Access Control Card Readers
Access control card readers are used in physical security systems to read a credential that allows access through access control points, typically a locked door. An access control reader can be a magnetic stripe reader, a bar code reader, a proximity reader, a smart card reader, or a bio metric reader.
Access control readers are classified by functions they are able to perform and by identification technology:
There are several forms of bio-metric identification employed in access control: fingerprint, hand geometry, iris, Voice Recognition, and facial recognition. Bio-metric technology has been promoted for its ability to significantly increase the security level of systems.
Proponents claim that the technology eliminates such problems as lost, stolen or loaned ID cards and forgotten Pins.
All bio-metric readers work similarly, by comparing the template stored in memory to the scan obtained during the process of identification.

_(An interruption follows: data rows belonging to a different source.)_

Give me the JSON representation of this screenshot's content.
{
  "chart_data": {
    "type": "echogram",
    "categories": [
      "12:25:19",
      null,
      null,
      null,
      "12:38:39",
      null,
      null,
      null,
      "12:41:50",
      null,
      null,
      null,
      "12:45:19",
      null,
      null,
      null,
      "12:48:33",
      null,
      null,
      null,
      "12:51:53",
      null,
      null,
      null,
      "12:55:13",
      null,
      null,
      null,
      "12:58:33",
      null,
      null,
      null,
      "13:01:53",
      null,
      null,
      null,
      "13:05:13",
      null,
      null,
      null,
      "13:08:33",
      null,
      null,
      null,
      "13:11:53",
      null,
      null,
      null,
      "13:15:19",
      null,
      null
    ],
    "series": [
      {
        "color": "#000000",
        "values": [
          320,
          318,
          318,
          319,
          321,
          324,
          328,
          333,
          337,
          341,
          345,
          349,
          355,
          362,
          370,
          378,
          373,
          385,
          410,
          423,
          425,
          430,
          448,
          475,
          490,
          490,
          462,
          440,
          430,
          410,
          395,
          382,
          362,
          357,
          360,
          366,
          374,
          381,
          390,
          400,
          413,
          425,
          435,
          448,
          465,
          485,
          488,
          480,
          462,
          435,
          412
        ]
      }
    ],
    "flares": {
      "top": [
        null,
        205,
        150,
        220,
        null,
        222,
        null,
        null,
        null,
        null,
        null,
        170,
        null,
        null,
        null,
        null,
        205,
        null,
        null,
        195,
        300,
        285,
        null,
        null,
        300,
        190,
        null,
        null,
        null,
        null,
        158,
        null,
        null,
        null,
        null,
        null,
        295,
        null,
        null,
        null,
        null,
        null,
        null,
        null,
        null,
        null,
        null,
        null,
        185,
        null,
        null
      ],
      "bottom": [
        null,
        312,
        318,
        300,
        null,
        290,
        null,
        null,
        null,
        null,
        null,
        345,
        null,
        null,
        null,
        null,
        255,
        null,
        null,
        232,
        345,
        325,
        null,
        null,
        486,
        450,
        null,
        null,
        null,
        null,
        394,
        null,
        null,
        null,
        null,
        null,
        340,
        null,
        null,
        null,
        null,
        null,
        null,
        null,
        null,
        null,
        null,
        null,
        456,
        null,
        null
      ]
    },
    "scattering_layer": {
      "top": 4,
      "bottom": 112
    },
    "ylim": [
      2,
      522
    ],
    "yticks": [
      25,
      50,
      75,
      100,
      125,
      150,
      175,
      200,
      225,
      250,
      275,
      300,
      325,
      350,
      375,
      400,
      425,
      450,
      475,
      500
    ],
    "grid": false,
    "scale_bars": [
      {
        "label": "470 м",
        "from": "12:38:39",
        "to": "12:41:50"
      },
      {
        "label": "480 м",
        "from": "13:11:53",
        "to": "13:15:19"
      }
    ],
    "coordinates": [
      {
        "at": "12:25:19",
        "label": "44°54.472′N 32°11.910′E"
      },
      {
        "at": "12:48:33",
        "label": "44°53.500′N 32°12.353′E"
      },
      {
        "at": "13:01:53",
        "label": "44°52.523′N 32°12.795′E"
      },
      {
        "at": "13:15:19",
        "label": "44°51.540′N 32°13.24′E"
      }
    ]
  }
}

If there is a high enough degree of probability that the template in the memory is compatible with the live scan (the scan belongs to the authorized person), the ID number of that person is sent to a control panel.
The control panel then checks the permission level of the user and determines whether access should be allowed. The communication between the reader and the control panel is usually transmitted using the industry standard Wiegand interface. The only exception is the intelligent bio-metric reader, which does not require any panels and directly controls all door hardware.
Bio-metric templates may be stored in the memory of readers, limiting the number of users by the reader memory size (there are reader models that have been manufactured with a storage capacity of up to 50,000 templates).
User templates may also be stored in the memory of the smart card, thereby removing all limits to the number of system users (finger-only identification is not possible with this technology), or a central server PC can act as the template host. For systems where a central server is employed, known as "server-based verification", readers first read the bio-metric data of the user and then forward it to the main computer for processing. Server-based systems support a large number of users but are dependent on the reliability of the central server, as well as communication lines.
A reader radiates a 1" to 20" electrical field around itself. Cards use a simple LC circuit. When a card is presented to the reader, the reader's electrical field excites a coil in the card. The coil charges a capacitor and in turn powers an integrated circuit. The integrated circuit outputs the card number to the coil, which transmits it to the reader.
A common proximity format is 26-bit Wiegand. This format uses a facility code, sometimes also called a site code. The facility code is a unique number common to all of the cards in a particular set. The idea is that an organization will have their own facility code and a set of numbered cards incrementing from 1. Another organization has a different facility code and their card set also increments from 1.
Thus different organizations can have card sets with the same card numbers but since the facility codes differ, the cards only work at one organization. This idea worked early in the technology, but as there is no governing body controlling card numbers, different manufacturers can supply cards with identical facility codes and identical card numbers to different organizations. Thus there may be duplicate cards that allow access to multiple facilities in one area. To counteract this problem some manufacturers have created formats beyond 26-bit Wiegand that they control and issue to organizations.
In the 26-bit Wiegand format, bit 1 is an even parity bit. Bits 2–9 are a facility code. Bits 10–25 are the card number. Bit 26 is an odd parity bit. 1/8/16/1. Other formats have a similar structure of a leading facility code followed by the card number and including parity bits for error checking, such as the 1/12/12/1 format used by some American access control companies.
- 1/8/16/1 gives as facility code limit of 255 and 65535 card number
- 1/12/12/1 gives a facility code limit of 4095 and 4095 card number.
- Wiegand was also stretched to 34 bits, 56 bits and many others.
There are two types of smart cards: contact and contact less. Both have an embedded microprocessor and memory. The smart card differs from the proximity card in that the microchip in the proximity card has only one function: to provide the reader with the card's identification number. The processor on the smart card has an embedded operating system and can handle multiple applications such as a cash card, a pre-paid membership card, or an access control card.
The difference between the two types of smart cards is the manner with which the microprocessor on the card communicates with the outside world.
A contact smart card has eight contact points, which must physically touch the contacts on the reader to convey information between them.
Since contact cards must be inserted into readers carefully in the proper orientation, the speed and convenience of such a transaction is not acceptable for most access control applications. The use of contact smart cards as physical access control is limited mostly to parking applications when payment data is stored in card memory, and when the speed of transactions is not as important.
A contactless smart card uses the same radio-based technology as the proximity card, with the exception of the frequency band used: it uses a higher frequency (13.56 MHz instead of 125 kHz), which allows the transfer of more data, and communication with several cards at the same time. A contactless card does not have to touch the reader or even be taken out of a wallet or purse.
Most access control systems only read serial numbers of contactless smart cards and do not utilize the available memory.
Card memory may be used for storing biometric data (i.e. fingerprint template) of a user.
In such case a biometric reader first reads the template on the card and then compares it to the finger (hand, eye, etc.) presented by the user. In this way biometric data of users does not have to be distributed and stored in the memory of controllers or readers, which simplifies the system and reduces memory requirements.